O livro de ensaios do poeta Carlos Felipe Moisés, Poesia & Utopia (Escrituras, 143 págs.) lembra O Evangelho na Taba, de Osman Lins. Pelo gênero, ensaio, também pela preocupação política, obviamente ligada à urbe mas na perspectiva ampla da história da civilização — das idéias platônicas até o processo de globalização da atualidade. Suas perguntas básicas não são nem um pouco "novas", mas por isso mesmo são pertinentes: para que serve a poesia, por que se escreve tanta poesia, de acordo com os índices da internet: em 2006 o Google indicava 8.410.000 ocorrências para o termo, conforme Moisés. No dia 24 de maio de 2007, às 13h20,  esse número chegava a 31.100.000 (em inglês, 132.000.000).         
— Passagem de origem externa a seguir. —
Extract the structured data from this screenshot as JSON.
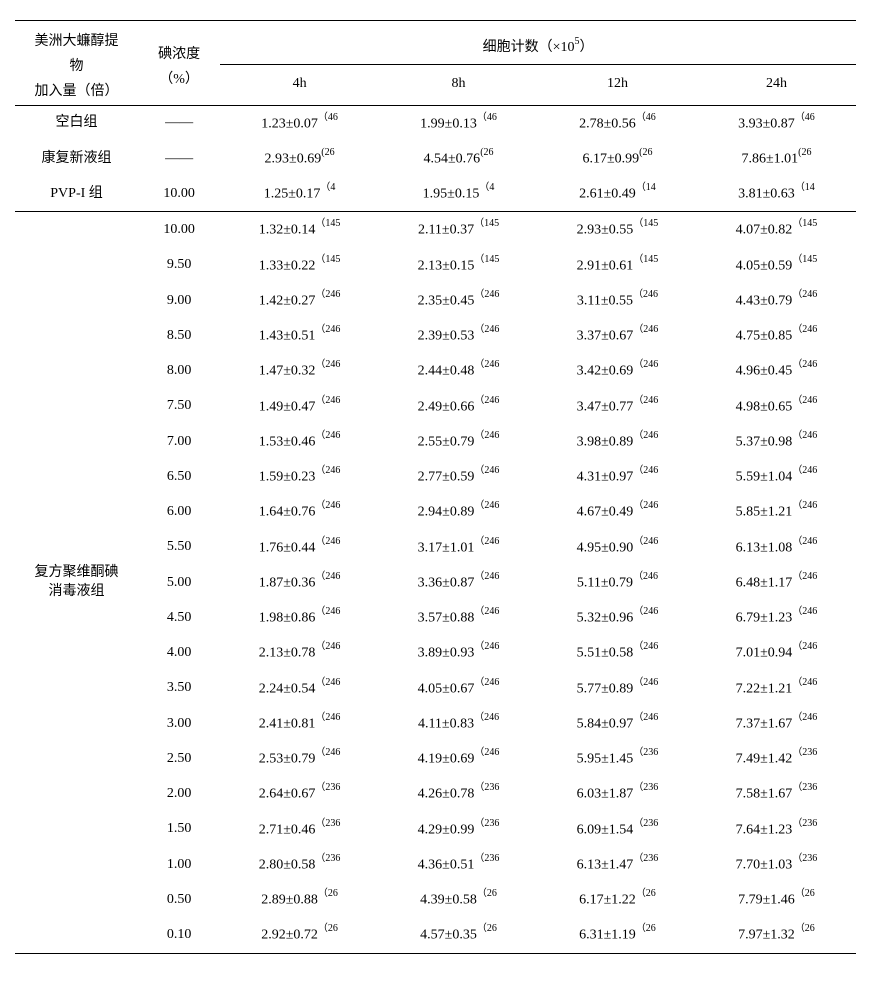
{
  "table": {
    "headers": {
      "col1_line1": "美洲大蠊醇提",
      "col1_line2": "物",
      "col1_line3": "加入量（倍）",
      "col2_line1": "碘浓度",
      "col2_line2": "（%）",
      "cell_count_header": "细胞计数（×10",
      "cell_count_exp": "5",
      "cell_count_close": "）",
      "time_4h": "4h",
      "time_8h": "8h",
      "time_12h": "12h",
      "time_24h": "24h"
    },
    "groups": {
      "blank": "空白组",
      "kangfuxin": "康复新液组",
      "pvpi": "PVP-I 组",
      "compound_line1": "复方聚维酮碘",
      "compound_line2": "消毒液组"
    },
    "control_rows": [
      {
        "group": "空白组",
        "conc": "——",
        "c4h": "1.23±0.07",
        "s4h": "（46",
        "c8h": "1.99±0.13",
        "s8h": "（46",
        "c12h": "2.78±0.56",
        "s12h": "（46",
        "c24h": "3.93±0.87",
        "s24h": "（46"
      },
      {
        "group": "康复新液组",
        "conc": "——",
        "c4h": "2.93±0.69",
        "s4h": "(26",
        "c8h": "4.54±0.76",
        "s8h": "(26",
        "c12h": "6.17±0.99",
        "s12h": "(26",
        "c24h": "7.86±1.01",
        "s24h": "(26"
      },
      {
        "group": "PVP-I 组",
        "conc": "10.00",
        "c4h": "1.25±0.17",
        "s4h": "（4",
        "c8h": "1.95±0.15",
        "s8h": "（4",
        "c12h": "2.61±0.49",
        "s12h": "（14",
        "c24h": "3.81±0.63",
        "s24h": "（14"
      }
    ],
    "compound_rows": [
      {
        "conc": "10.00",
        "c4h": "1.32±0.14",
        "s4h": "（145",
        "c8h": "2.11±0.37",
        "s8h": "（145",
        "c12h": "2.93±0.55",
        "s12h": "（145",
        "c24h": "4.07±0.82",
        "s24h": "（145"
      },
      {
        "conc": "9.50",
        "c4h": "1.33±0.22",
        "s4h": "（145",
        "c8h": "2.13±0.15",
        "s8h": "（145",
        "c12h": "2.91±0.61",
        "s12h": "（145",
        "c24h": "4.05±0.59",
        "s24h": "（145"
      },
      {
        "conc": "9.00",
        "c4h": "1.42±0.27",
        "s4h": "（246",
        "c8h": "2.35±0.45",
        "s8h": "（246",
        "c12h": "3.11±0.55",
        "s12h": "（246",
        "c24h": "4.43±0.79",
        "s24h": "（246"
      },
      {
        "conc": "8.50",
        "c4h": "1.43±0.51",
        "s4h": "（246",
        "c8h": "2.39±0.53",
        "s8h": "（246",
        "c12h": "3.37±0.67",
        "s12h": "（246",
        "c24h": "4.75±0.85",
        "s24h": "（246"
      },
      {
        "conc": "8.00",
        "c4h": "1.47±0.32",
        "s4h": "（246",
        "c8h": "2.44±0.48",
        "s8h": "（246",
        "c12h": "3.42±0.69",
        "s12h": "（246",
        "c24h": "4.96±0.45",
        "s24h": "（246"
      },
      {
        "conc": "7.50",
        "c4h": "1.49±0.47",
        "s4h": "（246",
        "c8h": "2.49±0.66",
        "s8h": "（246",
        "c12h": "3.47±0.77",
        "s12h": "（246",
        "c24h": "4.98±0.65",
        "s24h": "（246"
      },
      {
        "conc": "7.00",
        "c4h": "1.53±0.46",
        "s4h": "（246",
        "c8h": "2.55±0.79",
        "s8h": "（246",
        "c12h": "3.98±0.89",
        "s12h": "（246",
        "c24h": "5.37±0.98",
        "s24h": "（246"
      },
      {
        "conc": "6.50",
        "c4h": "1.59±0.23",
        "s4h": "（246",
        "c8h": "2.77±0.59",
        "s8h": "（246",
        "c12h": "4.31±0.97",
        "s12h": "（246",
        "c24h": "5.59±1.04",
        "s24h": "（246"
      },
      {
        "conc": "6.00",
        "c4h": "1.64±0.76",
        "s4h": "（246",
        "c8h": "2.94±0.89",
        "s8h": "（246",
        "c12h": "4.67±0.49",
        "s12h": "（246",
        "c24h": "5.85±1.21",
        "s24h": "（246"
      },
      {
        "conc": "5.50",
        "c4h": "1.76±0.44",
        "s4h": "（246",
        "c8h": "3.17±1.01",
        "s8h": "（246",
        "c12h": "4.95±0.90",
        "s12h": "（246",
        "c24h": "6.13±1.08",
        "s24h": "（246"
      },
      {
        "conc": "5.00",
        "c4h": "1.87±0.36",
        "s4h": "（246",
        "c8h": "3.36±0.87",
        "s8h": "（246",
        "c12h": "5.11±0.79",
        "s12h": "（246",
        "c24h": "6.48±1.17",
        "s24h": "（246"
      },
      {
        "conc": "4.50",
        "c4h": "1.98±0.86",
        "s4h": "（246",
        "c8h": "3.57±0.88",
        "s8h": "（246",
        "c12h": "5.32±0.96",
        "s12h": "（246",
        "c24h": "6.79±1.23",
        "s24h": "（246"
      },
      {
        "conc": "4.00",
        "c4h": "2.13±0.78",
        "s4h": "（246",
        "c8h": "3.89±0.93",
        "s8h": "（246",
        "c12h": "5.51±0.58",
        "s12h": "（246",
        "c24h": "7.01±0.94",
        "s24h": "（246"
      },
      {
        "conc": "3.50",
        "c4h": "2.24±0.54",
        "s4h": "（246",
        "c8h": "4.05±0.67",
        "s8h": "（246",
        "c12h": "5.77±0.89",
        "s12h": "（246",
        "c24h": "7.22±1.21",
        "s24h": "（246"
      },
      {
        "conc": "3.00",
        "c4h": "2.41±0.81",
        "s4h": "（246",
        "c8h": "4.11±0.83",
        "s8h": "（246",
        "c12h": "5.84±0.97",
        "s12h": "（246",
        "c24h": "7.37±1.67",
        "s24h": "（246"
      },
      {
        "conc": "2.50",
        "c4h": "2.53±0.79",
        "s4h": "（246",
        "c8h": "4.19±0.69",
        "s8h": "（246",
        "c12h": "5.95±1.45",
        "s12h": "（236",
        "c24h": "7.49±1.42",
        "s24h": "（236"
      },
      {
        "conc": "2.00",
        "c4h": "2.64±0.67",
        "s4h": "（236",
        "c8h": "4.26±0.78",
        "s8h": "（236",
        "c12h": "6.03±1.87",
        "s12h": "（236",
        "c24h": "7.58±1.67",
        "s24h": "（236"
      },
      {
        "conc": "1.50",
        "c4h": "2.71±0.46",
        "s4h": "（236",
        "c8h": "4.29±0.99",
        "s8h": "（236",
        "c12h": "6.09±1.54",
        "s12h": "（236",
        "c24h": "7.64±1.23",
        "s24h": "（236"
      },
      {
        "conc": "1.00",
        "c4h": "2.80±0.58",
        "s4h": "（236",
        "c8h": "4.36±0.51",
        "s8h": "（236",
        "c12h": "6.13±1.47",
        "s12h": "（236",
        "c24h": "7.70±1.03",
        "s24h": "（236"
      },
      {
        "conc": "0.50",
        "c4h": "2.89±0.88",
        "s4h": "（26",
        "c8h": "4.39±0.58",
        "s8h": "（26",
        "c12h": "6.17±1.22",
        "s12h": "（26",
        "c24h": "7.79±1.46",
        "s24h": "（26"
      },
      {
        "conc": "0.10",
        "c4h": "2.92±0.72",
        "s4h": "（26",
        "c8h": "4.57±0.35",
        "s8h": "（26",
        "c12h": "6.31±1.19",
        "s12h": "（26",
        "c24h": "7.97±1.32",
        "s24h": "（26"
      }
    ]
  }
}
Ainda: por que o poeta deveria ser excluído da República? E se apesar de tudo, ele persiste, qual a sua "função social", e do que escreve? O autor não tem ponto de partida abstrato, mas bem concreto. Analisa o papel da educação dentro do aparato institucional, seus mecanismos, e o mencionado processo da globalização. A poesia também tem um papel formador, mas não exatamente igual ao da educação institucional, se esta for reduzida à função reprodutora de informações, um instrumento de poder:

         "Muitos haverá que vejam, neste mundo globalizado, em que nos é dado viver, neste mundo regido pelo dogma da Produtividade, do Lucro e do Consumo, o melhor dos mundos, a realização da utopia. Já outros o verão como anti-utopia. Num caso e noutro, o resultado é o mesmo: não temos escolha. Eis aí a Verdade única do nosso tempo, como afiançam, enem perdem tempo em discuti-lo, os filósofos e os educadores da república que nos coube" (Pág. 38).

         Ao saber funcionalizado (negação do saber), a poesia responde com a ignorância de suas iluminações. Como o autor escreve: "Não seria o caso de voltar a indagar (enquanto isso for possível): para que serve a poesia? E repetir: a poesia nos ensina a ver como se víssemos pela primeira vez" (idem). No entanto, para que isso ocorra, o poeta precisa, em primeiro lugar, se livrar de toda pretensão a ingenuidade. O poeta e a poesia são tolerados como anacronismos inúteis porque a capacidade para absorvê-los através das armadilhas menos suspeitadas é permanente. O ineditismo procurado pelo poeta (ver o segundo ensaio, Make it new), entra rapidamente na linguagem do mercado, que a neutraliza. A matriz desse título, detectada e lida por Ezra Pound, que corre mundo, pode em conseqüência tornar-se tanto um slogan publicitário, moeda de consumo, confundindo a paisagem, cegando o leitor, como a sugestão de uma constante volta às origens e suas possíveis reinterpretações.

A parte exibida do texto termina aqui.